Inner vs. Outer vs. Both/And
When many people realize the inherent limitations of relying on finding their next thing out there to feel good, they often throw the baby out with the bathwater.
The pendulum swings from a total focus on the outer experience to a total focus on the inner experience. I know because this is what I did. This isn’t something that’s good or bad. It’s just a tendency to be aware of. Sometimes this extreme shift is required for someone who is very strongly externally oriented.
At some point though, you realize the purpose of life isn’t just doing shadow work all day. The obsession with the inner work softens and you start to come back to a more balanced experience of both inner and outer emphasis. This is usually accompanied by a budding inspiration where all of the inner transformation desires to express outward.
As far as career direction goes, it’s my experience that the most fun game occurs when you can earnestly move through life without needing to know. This happens when there is a recognition and deep trust that whatever we need will become available to us when we need it.
This is the magic place. It’s where life returns to the awe and wonder we experience as children. It’s also where we learn to dance with the spontaneity and flow of the Universe. Instead of the little me needing to figure out what’s next, we notice that life seems to be moving us in a direction that we can start to flow with. The unfolding around us indicates how the flow wants to move and we have the free will to align to it.
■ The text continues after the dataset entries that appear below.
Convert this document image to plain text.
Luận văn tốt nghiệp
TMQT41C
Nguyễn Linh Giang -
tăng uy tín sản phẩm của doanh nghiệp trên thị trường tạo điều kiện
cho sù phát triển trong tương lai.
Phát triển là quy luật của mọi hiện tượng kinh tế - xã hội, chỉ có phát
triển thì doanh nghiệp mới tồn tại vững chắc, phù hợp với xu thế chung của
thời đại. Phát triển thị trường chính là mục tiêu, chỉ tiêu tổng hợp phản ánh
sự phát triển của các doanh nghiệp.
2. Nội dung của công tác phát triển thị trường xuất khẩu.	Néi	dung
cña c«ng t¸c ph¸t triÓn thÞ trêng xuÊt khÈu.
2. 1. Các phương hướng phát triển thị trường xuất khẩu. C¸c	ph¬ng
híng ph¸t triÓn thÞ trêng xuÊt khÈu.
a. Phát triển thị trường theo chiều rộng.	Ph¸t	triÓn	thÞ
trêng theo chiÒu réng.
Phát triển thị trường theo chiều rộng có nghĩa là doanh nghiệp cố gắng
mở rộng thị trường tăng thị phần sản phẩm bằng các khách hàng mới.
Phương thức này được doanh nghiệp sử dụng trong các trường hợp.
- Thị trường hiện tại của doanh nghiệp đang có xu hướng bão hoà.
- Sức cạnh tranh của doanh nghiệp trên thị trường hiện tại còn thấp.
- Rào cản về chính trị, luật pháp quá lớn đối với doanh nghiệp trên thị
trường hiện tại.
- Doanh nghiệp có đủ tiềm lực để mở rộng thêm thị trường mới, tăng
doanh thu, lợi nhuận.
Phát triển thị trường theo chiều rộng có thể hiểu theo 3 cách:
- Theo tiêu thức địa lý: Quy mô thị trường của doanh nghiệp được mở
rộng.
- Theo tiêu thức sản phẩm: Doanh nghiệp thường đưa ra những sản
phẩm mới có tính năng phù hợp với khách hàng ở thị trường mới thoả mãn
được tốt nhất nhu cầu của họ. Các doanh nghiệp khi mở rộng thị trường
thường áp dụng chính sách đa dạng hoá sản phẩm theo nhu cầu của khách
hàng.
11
At first, this might seem like we’re giving something up; like we are outsourcing our free will.
The funny thing is that you eventually start to see that it is actually by aligning to the natural flow of life (the Tao) that your life actually gets way better. Like swimming in a current, we can try to fight against it or we can get comfortable going with it. One strategy is exhausting and the other one is easeful, yet exhilarating.
It’s my experience that learning to align to the flow of life doesn’t just make everything better, but also creates a greater sense of unification with it. You move from trying to figure life out to increasingly seeing you are life. This results in deep fulfillment, connection, and often flourishing.
If You’re Occupied By Finding Your Next Thing
Instead of seeing finding your next thing as a problem to fix, why not experiment with seeing it as an opportunity to learn how to unconditionally be okay and gracefully occupy the unknown?
The external strategy can be used in tandem and will always be there if the inner work doesn’t yield anything for you.
The reward on the other side isn’t the eventual next career opportunity, but rather the state of being you cultivate. Though you can certainly enjoy your next opportunity too.
If you like my writing, feel free to click the ❤️ or 🔄 button on this post so more people can discover it on Substack 🙏
Thank you Scott, your article is really precious and offered me a true moment of synchronicity. I needed this right now. I imagine my professional future and my next job so far away....somewhere outthere, impossible to reach. But your article made me realize that maybe I will wake up someday only to realize that I have found what I was always searching for, that I was just not ready to see it. And much more easily than I always used to imagine. Maybe this will happen as soon as I am ready to let go of all the vague images that I have in mind, in order to open myself up for things to catch me by surprise.
Great article! Focusing on our being more than our doing. And not fixing ourselves in identity prisons. I consider myself an artist, a serial entrepreneur, a coach, a web developer and a farmer. And a father and a husband, a son, a brother, a friend… that’s very important too, if not more.
I would agree that consciousness work is fundamental. It has been the basement of my multi-linear self and activities along the past years. It also allows me to see the infinite potential of my human existence.